After 500,000 years of chaos and tragedy, the Siberian Traps have finally stopped erupting, leaving a planet that is essentially dead in its wake. Only five percent of all life remains, and even then, only the toughest of these survivors carry on. Of these lucky few are the Lystrosaurus, who have migrated south from Siberia. They’ve scoured the land, looking for anything they could find. Thrinaxodon has also survived the Great Dying, and its descendants will give rise to human beings.

 

Most other animals are not lucky. Even the former master of the Permian world, Inostrancevia, has met its end. Only one individual remains, diseased and famined. Then, he collapses--gone, never to return.

 

The stem-mammals--which includes both Lystrosaurus and Inostrancevia--have been dealt a crushing blow. Although Lystrosaurus will go on to conquer every continent in the next few million years, after its success, stem-mammals will go into a decline.

 

However, even the Permian Extinction could not purge all life. Earth will live again, entering a new era: the Mesozoic. From the ashes of the Great Dying, newer, more terrifying forms of life will emerge. Least among them: the dinosaurs.

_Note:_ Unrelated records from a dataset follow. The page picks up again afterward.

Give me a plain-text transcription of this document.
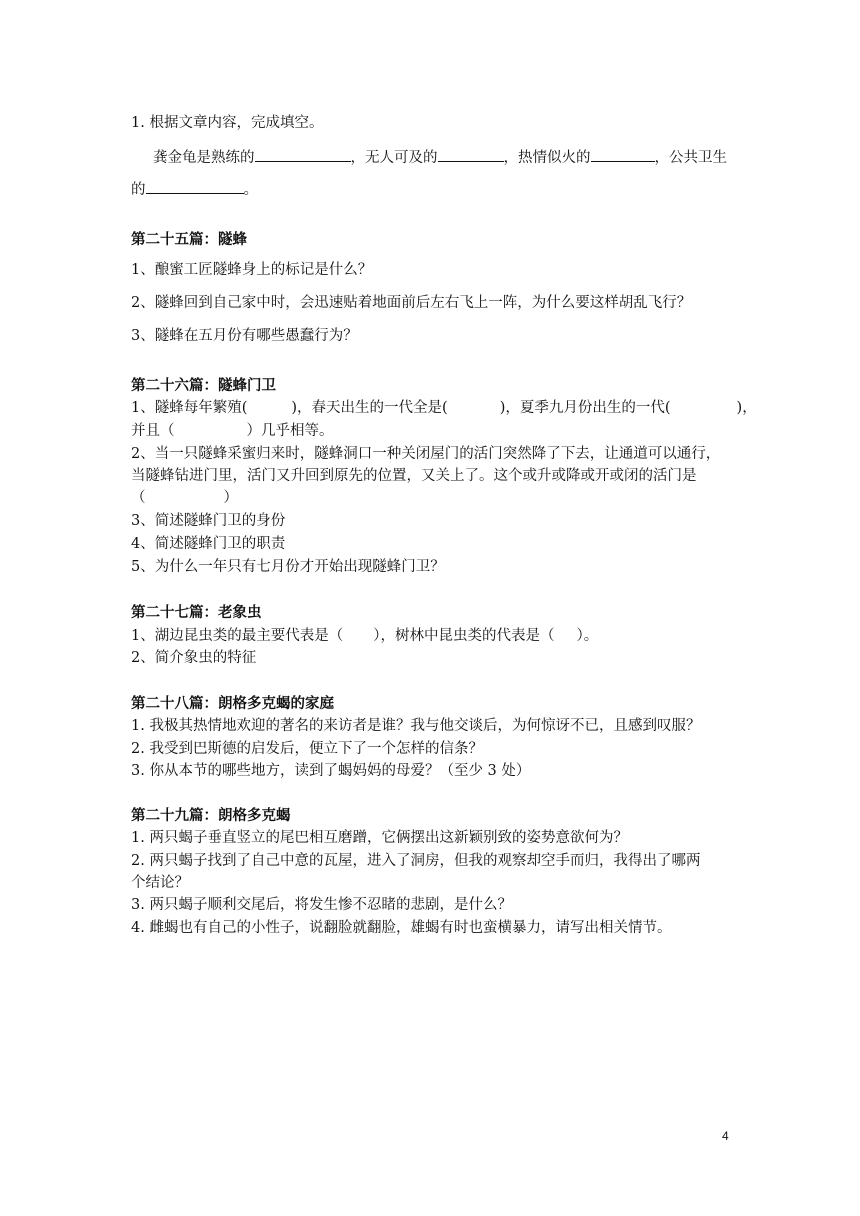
1. 根据文章内容，完成填空。
龚金龟是熟练的	，无人可及的	，热情似火的	，公共卫生
的	。
第二十五篇：隧蜂
1、酿蜜工匠隧蜂身上的标记是什么？
2、隧蜂回到自己家中时，会迅速贴着地面前后左右飞上一阵，为什么要这样胡乱飞行？
3、隧蜂在五月份有哪些愚蠢行为？
第二十六篇：隧蜂门卫
1、隧蜂每年繁殖(	)，春天出生的一代全是(	)，夏季九月份出生的一代(	)，
并且（	）几乎相等。
2、当一只隧蜂采蜜归来时，隧蜂洞口一种关闭屋门的活门突然降了下去，让通道可以通行，
当隧蜂钻进门里，活门又升回到原先的位置，又关上了。这个或升或降或开或闭的活门是
（	）
3、简述隧蜂门卫的身份
4、简述隧蜂门卫的职责
5、为什么一年只有七月份才开始出现隧蜂门卫？
第二十七篇：老象虫
1、湖边昆虫类的最主要代表是（ ），树林中昆虫类的代表是（ ）。
2、简介象虫的特征
第二十八篇：朗格多克蝎的家庭
1. 我极其热情地欢迎的著名的来访者是谁？我与他交谈后，为何惊讶不已，且感到叹服？
2. 我受到巴斯德的启发后，便立下了一个怎样的信条？
3. 你从本节的哪些地方，读到了蝎妈妈的母爱？（至少 3 处）
第二十九篇：朗格多克蝎
1. 两只蝎子垂直竖立的尾巴相互磨蹭，它俩摆出这新颖别致的姿势意欲何为？
2. 两只蝎子找到了自己中意的瓦屋，进入了洞房，但我的观察却空手而归，我得出了哪两
个结论？
3. 两只蝎子顺利交尾后，将发生惨不忍睹的悲剧，是什么？
4. 雌蝎也有自己的小性子，说翻脸就翻脸，雄蝎有时也蛮横暴力，请写出相关情节。
4
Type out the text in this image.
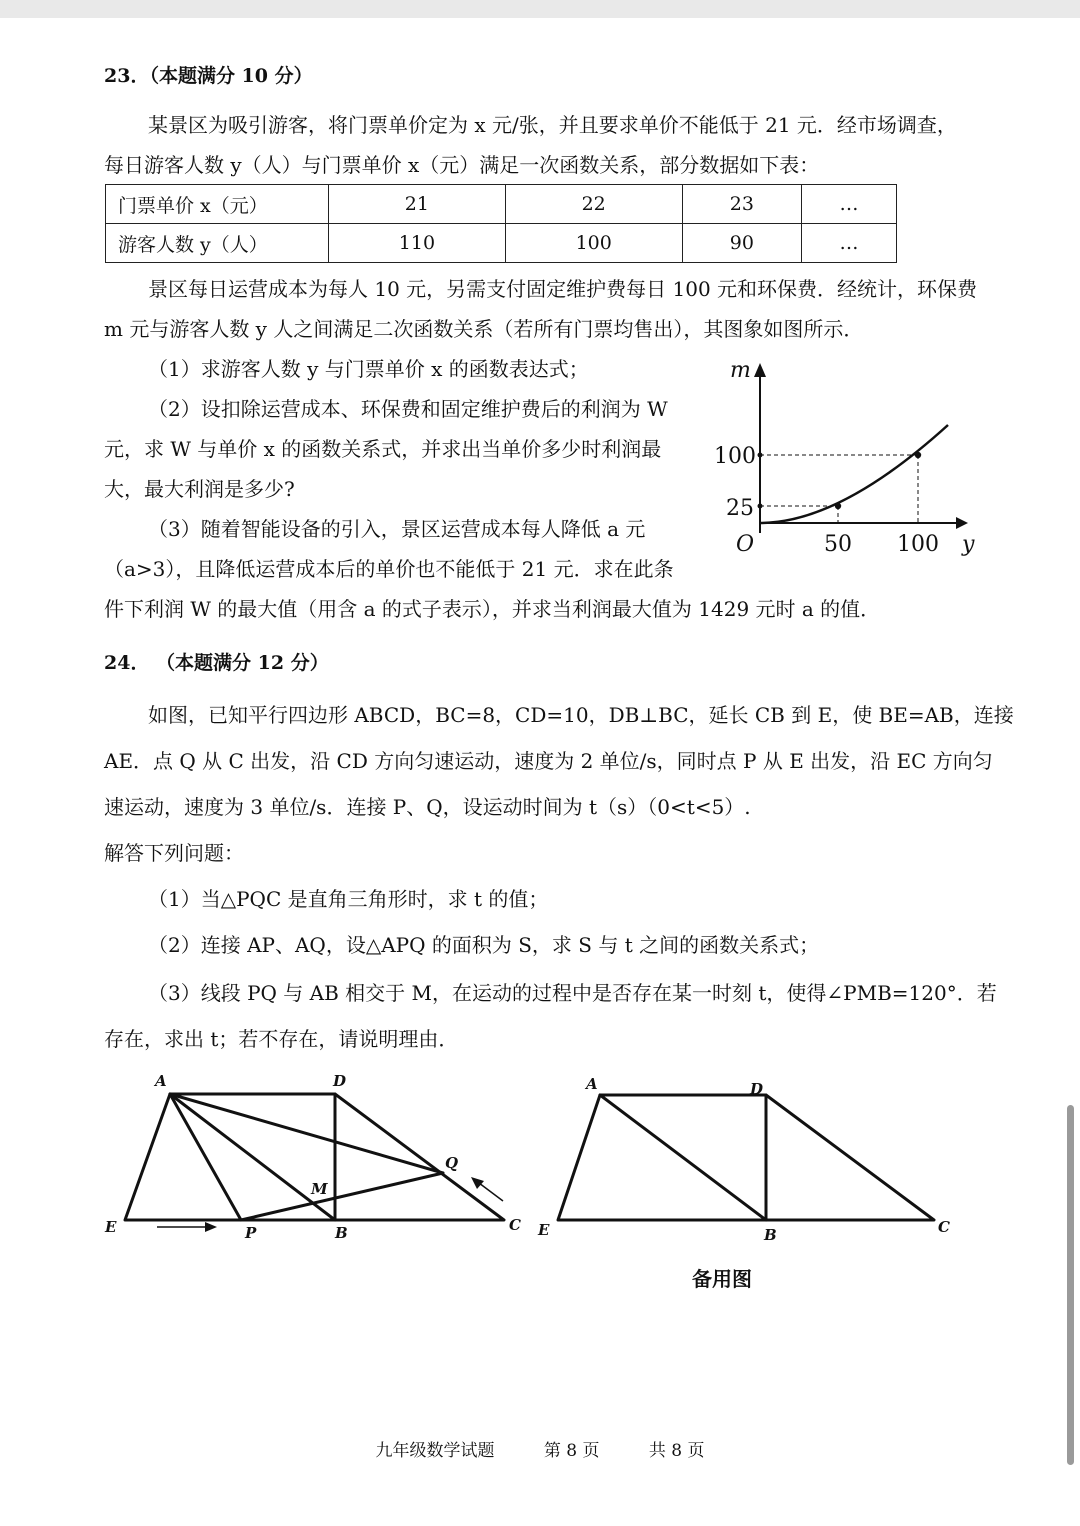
23．（本题满分 10 分）
某景区为吸引游客，将门票单价定为 x 元/张，并且要求单价不能低于 21 元．经市场调查，
每日游客人数 y（人）与门票单价 x（元）满足一次函数关系，部分数据如下表：
门票单价 x（元）	21	22	23	…
游客人数 y（人）	110	100	90	…
景区每日运营成本为每人 10 元，另需支付固定维护费每日 100 元和环保费．经统计，环保费
m 元与游客人数 y 人之间满足二次函数关系（若所有门票均售出），其图象如图所示．
（1）求游客人数 y 与门票单价 x 的函数表达式；
（2）设扣除运营成本、环保费和固定维护费后的利润为 W
元，求 W 与单价 x 的函数关系式，并求出当单价多少时利润最
大，最大利润是多少?
（3）随着智能设备的引入，景区运营成本每人降低 a 元
（a>3），且降低运营成本后的单价也不能低于 21 元．求在此条
件下利润 W 的最大值（用含 a 的式子表示），并求当利润最大值为 1429 元时 a 的值．
m
y
O
100
25
50 100
24． （本题满分 12 分）
如图，已知平行四边形 ABCD，BC=8，CD=10，DB⊥BC，延长 CB 到 E，使 BE=AB，连接
AE．点 Q 从 C 出发，沿 CD 方向匀速运动，速度为 2 单位/s，同时点 P 从 E 出发，沿 EC 方向匀
速运动，速度为 3 单位/s．连接 P、Q，设运动时间为 t（s）（0<t<5）.
解答下列问题：
（1）当△PQC 是直角三角形时，求 t 的值；
（2）连接 AP、AQ，设△APQ 的面积为 S，求 S 与 t 之间的函数关系式；
（3）线段 PQ 与 AB 相交于 M，在运动的过程中是否存在某一时刻 t，使得∠PMB=120°．若
存在，求出 t；若不存在，请说明理由．
A	D
E	P	B	C
Q
M
A	D
E	B	C
备用图
九年级数学试题	第 8 页	共 8 页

"Part of the journey is the end..."

3 Replies

GG

MemberAllosaurusNov-03-2018 6:56 PM

Another solid pairing of parts.

Good grief.

Ultrazero80

MemberStegosaurusNov-04-2018 2:33 PM

That was really good, Tyrannos.

Godzilla... Truly a God incarnate.

Xenotaris

MemberAllosaurusDec-25-2018 7:17 PM

I hate to be that factual guy but Scutosaurus were not related to turtles, they were in fact part of a group of unrelated reptiles called parareptiles. Turtles are a type of archosauromorph, which brings them closer to dinosaurs/birds, pterosaurs, and crocodilians.